Due autobotti per gli alberi e le aiuole di Monza

Il Servizio di Gestione del Verde aveva chiesto già nel maggio 2026 alla società incaricata della manutenzione del verde urbano di attivare le cosiddette “bagnature di soccorso”.

Da luglio sono impiegate due autobotti:

  • una da 5.000 litri, utilizzata per gli alberi;
  • una da 1.000 litri, destinata alle aiuole.

Gli interventi riguardano prioritariamente gli alberi più giovani, messi a dimora negli ultimi due anni, e le piante che mostrano sintomi evidenti di grave stress idrico.

Secondo le stime dei tecnici comunali, nel 2026 le ore dedicate a queste attività straordinarie saranno almeno il doppio rispetto all’anno precedente. Gli alberi più maturi, in condizioni meteorologiche ordinarie, sviluppano invece un apparato radicale che dovrebbe consentire loro di procurarsi autonomamente l’acqua necessaria.

Alcuni giovani alberi potrebbero non superare la stagione

Le temperature particolarmente elevate stanno mettendo in difficoltà soprattutto le alberature più recenti. Sulla base dei dati disponibili e delle previsioni meteorologiche, gli agronomi del Comune ritengono probabile la perdita, al termine della stagione vegetativa, di alcuni giovani impianti.
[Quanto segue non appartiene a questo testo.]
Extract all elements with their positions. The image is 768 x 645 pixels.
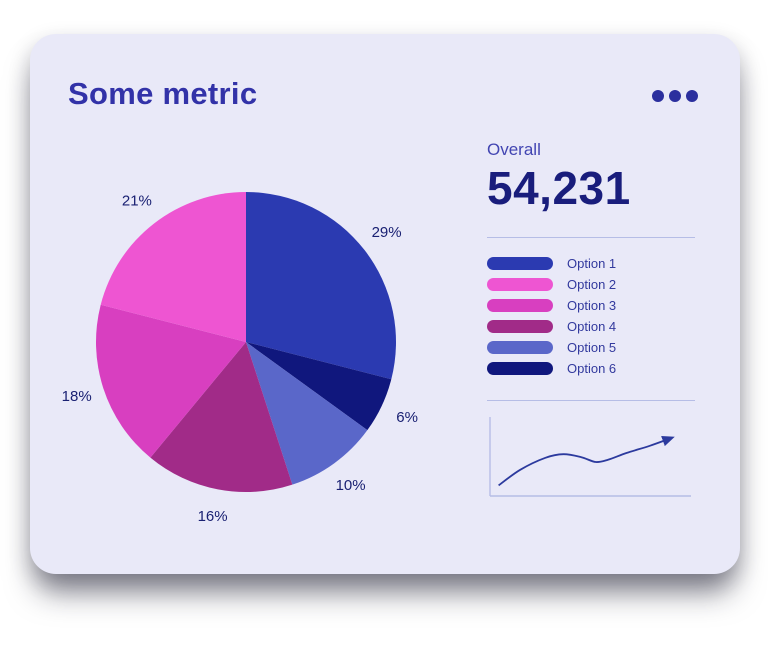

Il Comune precisa però che le nuove alberature sono coperte da una garanzia di attecchimento. Gli esemplari che non risulteranno più vegeti saranno quindi sostituiti gratuitamente, senza ulteriori oneri per l’Amministrazione.

Le sostituzioni dovrebbero cominciare nel mese di novembre 2026 e proseguire fino a febbraio 2027.

Pilotto: «Individuare le specie più resistenti»

Gli interventi devono fare i conti anche con la necessità di limitare il consumo di acqua. Il sindaco di Monza Paolo Pilotto ha sottolineato la collaborazione tra Amministrazione comunale e Consorzio Villa Reale e Parco di Monza:

«Pur in un contesto di risparmio idrico, indispensabile in queste situazioni, l’Amministrazione Comunale e il Consorzio Villa Reale e Parco di Monza si stanno prendendo cura del patrimonio arboreo di Monza: una responsabilità che implica anche attenzione nella scelta delle nuove piante da mettere a dimora».

La strategia riguarda quindi non soltanto gli interventi di emergenza, ma anche la selezione futura degli alberi e delle essenze da utilizzare in città.

«I nostri agronomi stanno individuando, anno dopo anno, le specie più adatte, cioè quelle che dimostrano maggiore resistenza sia per l’arredo urbano delle aiuole sia per le piante da inserire nelle aree verdi», ha aggiunto Pilotto.

Come vengono irrigati gli alberi del Parco di Monza

Anche il Consorzio Villa Reale e Parco di Monza ha potenziato l’irrigazione delle alberature più recenti. Gli interventi sono in corso dal giugno 2026 e cambiano in base alle caratteristiche delle piante e delle diverse zone del Parco.

Per gli alberi di nuovo impianto vengono utilizzate apposite sacche per l’irrigazione. Le cisterne raggiungono invece gli esemplari che si trovano lungo viale Mirabellino, via per Biassono e in altre aree individuate come prioritarie.

In viale Cavriga e via Mirabello sono attivi sistemi di irrigazione a goccia. I prati dell’Avancorte e quelli situati all’ingresso della Villa Reale ricevono infine bagnature di emergenza quotidiane, necessarie per mantenere verde questa parte dell’area monumentale.